Q: In a review of the book on NPR, Alina Selyukh said, "Ostensibly about Amazon, the book is instead an economic history of the country, shaped by an intimate introduction to people living and working in Amazon's shadow as their home cities and states transform around them." What do you think of that assessment?


A: It's a good one. My goal with the book was to give the reader a visceral, granular sense of what regional inequality looks like in our country, through a specific set of places and people living within them.


I chose Amazon as the frame for two reasons: one, it's so ubiquitous that it serves as a handy thread to take you around the country, to show you what we're becoming as a society and two, it and the other tech giants are a major driver of the regional inequality, by drawing so much commerce and prosperity that used to be dispersed around the country into the tech capitals where they are based.


But the book all along was intended to be not about Amazon itself, but about the country that lies in its lengthening shadow.


Q: You begin the book describing an Amazon worker relegated to his basement during the Covid pandemic. Why did you decide to start there, and how has Covid affected the company and its workers?


A: I had actually reported much of the book by the spring of 2020, when the pandemic hit.


Initially, I was of course very unsure about what the pandemic would mean for the book--if you're writing a big book on the national condition, it is unsettling to have a major event come along that shocks that condition.


But it fairly quickly became apparent that the pandemic was only going to accelerate the trends described in the book--social atomization, Amazon's growth, etc.


And I decided that the best way to incorporate the pandemic into the book was with new bookends, in the prologue and epilogue, that captured that acceleration, that showed readers what life was like in the warehouses as the orders ramped up from all of us hunkered down safely in our homes.


One of the book's goals all along was to reveal the consequences behind the easy one-click order, and that became all the more imperative with Covid-19.


Q: What do you see looking ahead?


A: I see three main avenues for addressing the concerns raised in the book.


One is worker activism in the warehouses, which is going to continue even after the union defeat in Bessemer, Alabama.


Another is the legislative and regulatory effort to rein in the company and the other tech giants, which is ramping up in Washington and shows some real promise, though it will of course be a real battle.

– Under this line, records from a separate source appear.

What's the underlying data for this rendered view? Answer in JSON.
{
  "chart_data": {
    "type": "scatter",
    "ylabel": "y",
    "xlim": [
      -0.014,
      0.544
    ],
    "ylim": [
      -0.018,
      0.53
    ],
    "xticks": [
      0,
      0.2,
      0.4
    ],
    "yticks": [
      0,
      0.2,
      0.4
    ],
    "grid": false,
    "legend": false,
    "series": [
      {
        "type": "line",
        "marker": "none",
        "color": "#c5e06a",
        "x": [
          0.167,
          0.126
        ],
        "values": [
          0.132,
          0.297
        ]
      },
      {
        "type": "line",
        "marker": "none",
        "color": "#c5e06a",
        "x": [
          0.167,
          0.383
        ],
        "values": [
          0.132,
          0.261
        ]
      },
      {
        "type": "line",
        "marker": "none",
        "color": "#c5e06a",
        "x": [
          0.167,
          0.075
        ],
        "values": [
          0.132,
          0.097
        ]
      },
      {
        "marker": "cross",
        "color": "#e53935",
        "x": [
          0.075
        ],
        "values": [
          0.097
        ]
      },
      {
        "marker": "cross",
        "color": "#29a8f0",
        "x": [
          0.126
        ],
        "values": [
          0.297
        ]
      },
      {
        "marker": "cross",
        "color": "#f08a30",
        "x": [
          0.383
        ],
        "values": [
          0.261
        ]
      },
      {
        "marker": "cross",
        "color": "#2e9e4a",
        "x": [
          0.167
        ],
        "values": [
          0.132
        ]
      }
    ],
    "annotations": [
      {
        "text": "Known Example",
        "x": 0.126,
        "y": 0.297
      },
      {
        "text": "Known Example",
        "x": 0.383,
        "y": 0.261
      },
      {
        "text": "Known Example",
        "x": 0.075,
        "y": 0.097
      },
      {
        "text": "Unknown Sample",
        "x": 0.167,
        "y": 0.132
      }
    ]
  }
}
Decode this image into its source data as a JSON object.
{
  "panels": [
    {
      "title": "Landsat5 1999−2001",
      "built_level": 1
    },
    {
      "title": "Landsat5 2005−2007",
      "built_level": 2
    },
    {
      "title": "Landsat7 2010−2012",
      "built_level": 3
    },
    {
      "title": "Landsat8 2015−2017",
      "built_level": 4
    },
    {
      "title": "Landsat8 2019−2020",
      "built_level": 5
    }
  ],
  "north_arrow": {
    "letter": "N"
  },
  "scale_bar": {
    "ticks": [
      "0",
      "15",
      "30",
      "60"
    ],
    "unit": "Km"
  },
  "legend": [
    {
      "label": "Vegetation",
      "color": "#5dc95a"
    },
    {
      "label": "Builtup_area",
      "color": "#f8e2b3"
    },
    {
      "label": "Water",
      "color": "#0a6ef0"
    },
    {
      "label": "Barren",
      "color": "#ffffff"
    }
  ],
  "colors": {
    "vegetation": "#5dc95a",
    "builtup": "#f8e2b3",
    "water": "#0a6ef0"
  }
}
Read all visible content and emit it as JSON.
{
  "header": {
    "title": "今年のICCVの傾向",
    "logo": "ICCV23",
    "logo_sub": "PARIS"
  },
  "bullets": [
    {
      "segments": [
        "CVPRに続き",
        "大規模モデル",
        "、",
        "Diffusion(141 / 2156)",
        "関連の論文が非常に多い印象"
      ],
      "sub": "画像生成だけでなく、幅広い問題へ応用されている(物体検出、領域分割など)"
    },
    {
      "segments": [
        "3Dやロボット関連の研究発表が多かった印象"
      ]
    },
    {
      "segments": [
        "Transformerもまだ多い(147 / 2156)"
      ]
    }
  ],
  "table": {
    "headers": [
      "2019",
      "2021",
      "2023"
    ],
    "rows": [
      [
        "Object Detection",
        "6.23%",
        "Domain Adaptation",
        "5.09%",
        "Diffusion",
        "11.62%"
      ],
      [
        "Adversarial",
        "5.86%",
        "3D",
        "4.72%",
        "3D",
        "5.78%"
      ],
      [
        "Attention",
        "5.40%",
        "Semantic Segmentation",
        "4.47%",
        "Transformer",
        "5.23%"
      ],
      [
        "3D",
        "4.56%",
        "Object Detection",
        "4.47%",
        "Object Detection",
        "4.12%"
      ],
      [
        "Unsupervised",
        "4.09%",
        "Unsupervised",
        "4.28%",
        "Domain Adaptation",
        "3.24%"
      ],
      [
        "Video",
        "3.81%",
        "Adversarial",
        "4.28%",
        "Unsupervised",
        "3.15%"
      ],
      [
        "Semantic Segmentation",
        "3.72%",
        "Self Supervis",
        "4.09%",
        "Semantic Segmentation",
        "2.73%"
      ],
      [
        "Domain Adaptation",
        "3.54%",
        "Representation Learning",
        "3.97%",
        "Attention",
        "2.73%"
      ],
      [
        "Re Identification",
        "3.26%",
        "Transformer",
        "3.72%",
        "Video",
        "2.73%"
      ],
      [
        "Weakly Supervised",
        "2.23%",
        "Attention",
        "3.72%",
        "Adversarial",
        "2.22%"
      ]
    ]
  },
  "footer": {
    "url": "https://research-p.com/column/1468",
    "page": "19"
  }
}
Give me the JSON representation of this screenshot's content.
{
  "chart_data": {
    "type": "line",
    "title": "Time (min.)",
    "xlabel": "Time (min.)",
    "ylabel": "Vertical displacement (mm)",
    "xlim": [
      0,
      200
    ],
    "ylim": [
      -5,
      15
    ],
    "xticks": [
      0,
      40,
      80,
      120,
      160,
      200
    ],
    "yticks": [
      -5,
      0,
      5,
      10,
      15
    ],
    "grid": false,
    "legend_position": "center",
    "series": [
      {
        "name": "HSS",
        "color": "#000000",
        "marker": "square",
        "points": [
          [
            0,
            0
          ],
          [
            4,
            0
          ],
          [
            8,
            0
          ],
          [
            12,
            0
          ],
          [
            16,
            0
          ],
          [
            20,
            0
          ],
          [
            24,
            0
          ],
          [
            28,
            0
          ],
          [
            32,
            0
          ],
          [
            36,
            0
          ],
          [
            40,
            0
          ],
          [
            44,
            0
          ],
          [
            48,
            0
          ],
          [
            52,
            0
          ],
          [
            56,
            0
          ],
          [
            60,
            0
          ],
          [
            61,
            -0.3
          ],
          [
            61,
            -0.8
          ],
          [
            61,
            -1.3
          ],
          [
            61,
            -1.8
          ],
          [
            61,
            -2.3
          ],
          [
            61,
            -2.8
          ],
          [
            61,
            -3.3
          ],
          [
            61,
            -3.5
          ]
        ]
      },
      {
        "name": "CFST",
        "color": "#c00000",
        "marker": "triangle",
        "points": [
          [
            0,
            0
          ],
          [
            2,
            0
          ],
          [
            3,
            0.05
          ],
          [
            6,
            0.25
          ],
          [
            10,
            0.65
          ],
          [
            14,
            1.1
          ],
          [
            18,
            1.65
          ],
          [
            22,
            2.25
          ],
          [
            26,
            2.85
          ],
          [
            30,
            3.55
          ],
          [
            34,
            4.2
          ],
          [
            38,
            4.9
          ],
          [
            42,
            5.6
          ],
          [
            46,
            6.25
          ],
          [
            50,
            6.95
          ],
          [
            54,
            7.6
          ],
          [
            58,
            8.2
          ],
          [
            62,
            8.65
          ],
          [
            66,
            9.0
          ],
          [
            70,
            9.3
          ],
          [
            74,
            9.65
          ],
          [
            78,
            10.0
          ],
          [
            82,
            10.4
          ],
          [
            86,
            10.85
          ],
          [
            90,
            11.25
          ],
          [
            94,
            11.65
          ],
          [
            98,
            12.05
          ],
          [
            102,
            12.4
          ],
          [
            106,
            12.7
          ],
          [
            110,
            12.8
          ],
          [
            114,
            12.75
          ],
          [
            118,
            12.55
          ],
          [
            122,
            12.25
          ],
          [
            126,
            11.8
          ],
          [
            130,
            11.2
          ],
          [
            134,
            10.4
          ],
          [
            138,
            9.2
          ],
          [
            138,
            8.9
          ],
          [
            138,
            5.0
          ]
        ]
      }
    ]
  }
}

And finally, there is our response as citizens and consumers. I have not been advocating a boycott or anything like that, but I do believe that a lot rests on how all of us now emerge from the pandemic, whether we are willing to re-engage with the physical world around us, not only as shopper but in all the other ways in which we sustain our communities and make them worth living in--going to bars and restaurants, going to the movies and theater and symphony, getting ourselves out of the comfort of our one-click cocoons.


Q: What are you working on now?


A: I am on a fall-semester reporting fellowship in Berlin, looking into the German effort to move beyond coal. That may become the basis for a future book.


Q: Anything else we should know?


A: I also wrote a book about Mitch McConnell. It's called The Cynic.